The problem here was it failed to use this authority. It wasn’t even paying attention.

A few years back, when the Fed lowered short-term interest rates to 1 percent, money became so cheap the Fed should have known lenders would hand it out to almost any borrower who could stand up straight. Especially when lenders could immediately fob off the loans to middlemen who bundled them and sold them off again.

Big banks, hedge-fund managers, everyone looked the other way because the party was too much fun. And then when the Fed started raising rates, it should have known the party would be over — and there’d be a mess to clean up.
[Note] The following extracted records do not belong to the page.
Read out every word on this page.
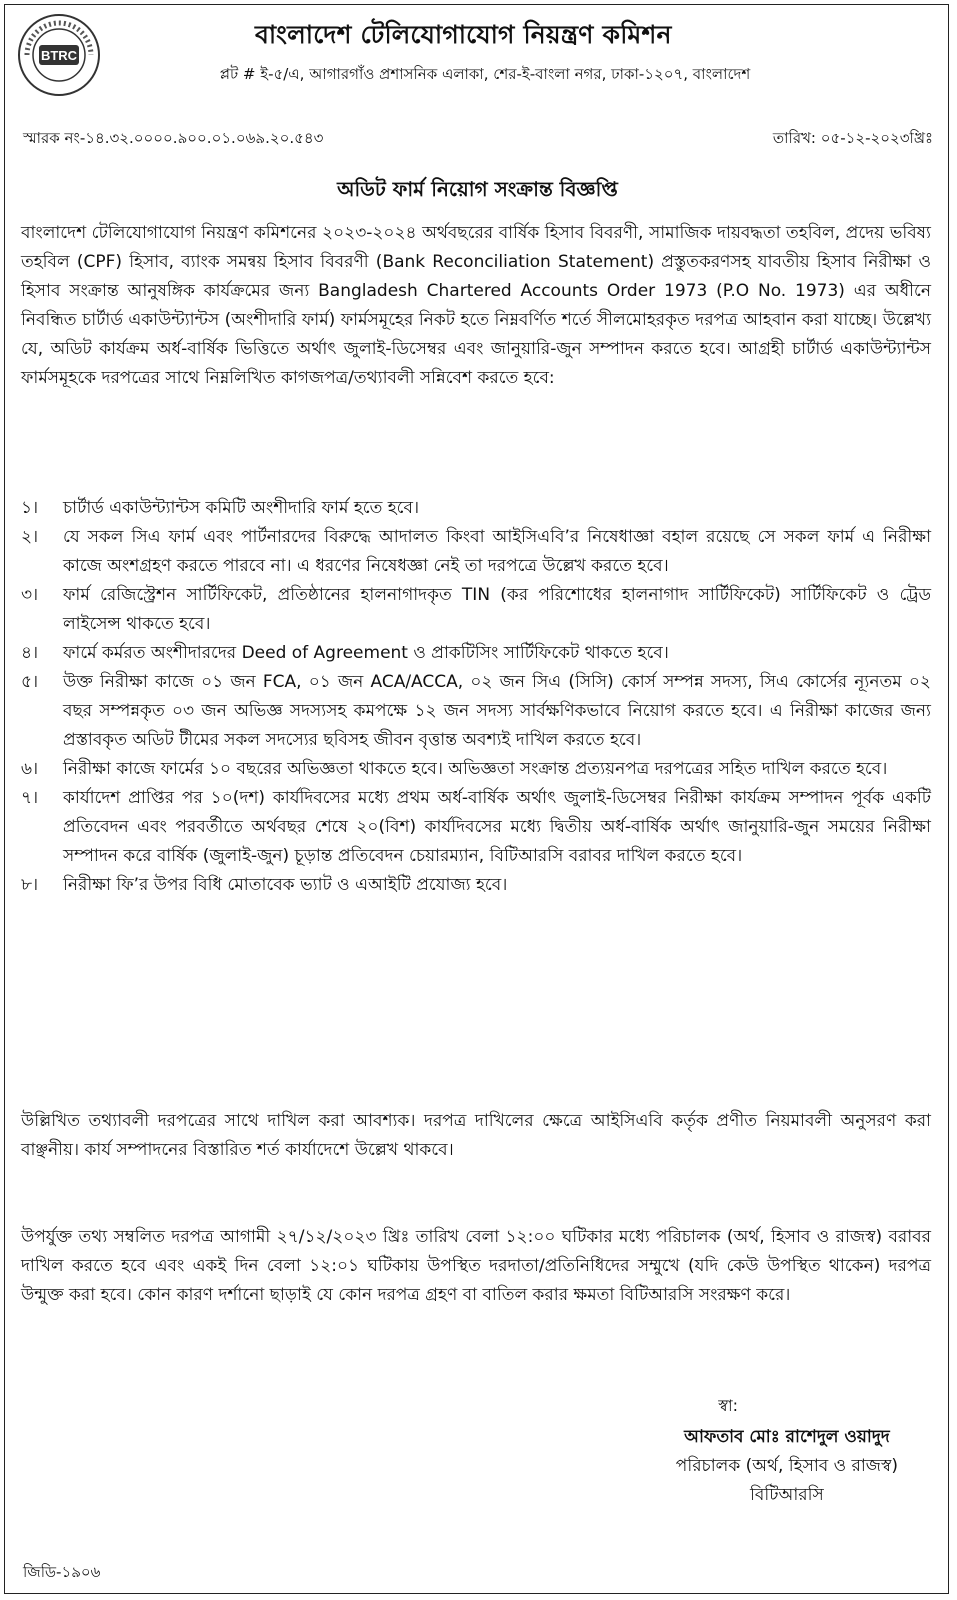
BTRC
বাংলাদেশ টেলিযোগাযোগ নিয়ন্ত্রণ কমিশন
প্লট # ই-৫/এ, আগারগাঁও প্রশাসনিক এলাকা, শের-ই-বাংলা নগর, ঢাকা-১২০৭, বাংলাদেশ
স্মারক নং-১৪.৩২.০০০০.৯০০.০১.০৬৯.২০.৫৪৩	তারিখ: ০৫-১২-২০২৩খ্রিঃ
অডিট ফার্ম নিয়োগ সংক্রান্ত বিজ্ঞপ্তি
বাংলাদেশ টেলিযোগাযোগ নিয়ন্ত্রণ কমিশনের ২০২৩-২০২৪ অর্থবছরের বার্ষিক হিসাব বিবরণী, সামাজিক দায়বদ্ধতা তহবিল, প্রদেয় ভবিষ্য তহবিল (CPF) হিসাব, ব্যাংক সমন্বয় হিসাব বিবরণী (Bank Reconciliation Statement) প্রস্তুতকরণসহ যাবতীয় হিসাব নিরীক্ষা ও হিসাব সংক্রান্ত আনুষঙ্গিক কার্যক্রমের জন্য Bangladesh Chartered Accounts Order 1973 (P.O No. 1973) এর অধীনে নিবন্ধিত চার্টার্ড একাউন্ট্যান্টস (অংশীদারি ফার্ম) ফার্মসমূহের নিকট হতে নিম্নবর্ণিত শর্তে সীলমোহরকৃত দরপত্র আহবান করা যাচ্ছে। উল্লেখ্য যে, অডিট কার্যক্রম অর্ধ-বার্ষিক ভিত্তিতে অর্থাৎ জুলাই-ডিসেম্বর এবং জানুয়ারি-জুন সম্পাদন করতে হবে। আগ্রহী চার্টার্ড একাউন্ট্যান্টস ফার্মসমূহকে দরপত্রের সাথে নিম্নলিখিত কাগজপত্র/তথ্যাবলী সন্নিবেশ করতে হবে:
১।	চার্টার্ড একাউন্ট্যান্টস কমিটি অংশীদারি ফার্ম হতে হবে।
২।	যে সকল সিএ ফার্ম এবং পার্টনারদের বিরুদ্ধে আদালত কিংবা আইসিএবি’র নিষেধাজ্ঞা বহাল রয়েছে সে সকল ফার্ম এ নিরীক্ষা কাজে অংশগ্রহণ করতে পারবে না। এ ধরণের নিষেধজ্ঞা নেই তা দরপত্রে উল্লেখ করতে হবে।
৩।	ফার্ম রেজিস্ট্রেশন সার্টিফিকেট, প্রতিষ্ঠানের হালনাগাদকৃত TIN (কর পরিশোধের হালনাগাদ সার্টিফিকেট) সার্টিফিকেট ও ট্রেড লাইসেন্স থাকতে হবে।
৪।	ফার্মে কর্মরত অংশীদারদের Deed of Agreement ও প্রাকটিসিং সার্টিফিকেট থাকতে হবে।
৫।	উক্ত নিরীক্ষা কাজে ০১ জন FCA, ০১ জন ACA/ACCA, ০২ জন সিএ (সিসি) কোর্স সম্পন্ন সদস্য, সিএ কোর্সের ন্যূনতম ০২ বছর সম্পন্নকৃত ০৩ জন অভিজ্ঞ সদস্যসহ কমপক্ষে ১২ জন সদস্য সার্বক্ষণিকভাবে নিয়োগ করতে হবে। এ নিরীক্ষা কাজের জন্য প্রস্তাবকৃত অডিট টীমের সকল সদস্যের ছবিসহ জীবন বৃত্তান্ত অবশ্যই দাখিল করতে হবে।
৬।	নিরীক্ষা কাজে ফার্মের ১০ বছরের অভিজ্ঞতা থাকতে হবে। অভিজ্ঞতা সংক্রান্ত প্রত্যয়নপত্র দরপত্রের সহিত দাখিল করতে হবে।
৭।	কার্যাদেশ প্রাপ্তির পর ১০(দশ) কার্যদিবসের মধ্যে প্রথম অর্ধ-বার্ষিক অর্থাৎ জুলাই-ডিসেম্বর নিরীক্ষা কার্যক্রম সম্পাদন পূর্বক একটি প্রতিবেদন এবং পরবর্তীতে অর্থবছর শেষে ২০(বিশ) কার্যদিবসের মধ্যে দ্বিতীয় অর্ধ-বার্ষিক অর্থাৎ জানুয়ারি-জুন সময়ের নিরীক্ষা সম্পাদন করে বার্ষিক (জুলাই-জুন) চূড়ান্ত প্রতিবেদন চেয়ারম্যান, বিটিআরসি বরাবর দাখিল করতে হবে।
৮।	নিরীক্ষা ফি’র উপর বিধি মোতাবেক ভ্যাট ও এআইটি প্রযোজ্য হবে।
উল্লিখিত তথ্যাবলী দরপত্রের সাথে দাখিল করা আবশ্যক। দরপত্র দাখিলের ক্ষেত্রে আইসিএবি কর্তৃক প্রণীত নিয়মাবলী অনুসরণ করা বাঞ্ছনীয়। কার্য সম্পাদনের বিস্তারিত শর্ত কার্যাদেশে উল্লেখ থাকবে।
উপর্যুক্ত তথ্য সম্বলিত দরপত্র আগামী ২৭/১২/২০২৩ খ্রিঃ তারিখ বেলা ১২:০০ ঘটিকার মধ্যে পরিচালক (অর্থ, হিসাব ও রাজস্ব) বরাবর দাখিল করতে হবে এবং একই দিন বেলা ১২:০১ ঘটিকায় উপস্থিত দরদাতা/প্রতিনিধিদের সম্মুখে (যদি কেউ উপস্থিত থাকেন) দরপত্র উন্মুক্ত করা হবে। কোন কারণ দর্শানো ছাড়াই যে কোন দরপত্র গ্রহণ বা বাতিল করার ক্ষমতা বিটিআরসি সংরক্ষণ করে।
স্বা:
আফতাব মোঃ রাশেদুল ওয়াদুদ
পরিচালক (অর্থ, হিসাব ও রাজস্ব)
বিটিআরসি
জিডি-১৯০৬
But the Fed didn’t — and still doesn’t — pay enough attention to the effects of its rate settings on the practices of lenders and borrowers. It still doesn’t have enough bank examiners who know what to look for. Still doesn’t know how to oversee giant financial conglomerates whose deals are so complex even their own top executives don’t understand them. Is even now disregarding the next banking crisis, which will be a wave of credit-card defaults.

Instead of pumping out new regulations, Congress should give the Fed the resources it needs to use the authority it already has. Confirm new Fed governors who will be vigilant in overseeing the banking system. And hold all Fed appointees accountable for doing the job they’re supposed to do.

Jagow: Robert Reich was labor secretary under President Clinton. His new book is “Supercapitalism.”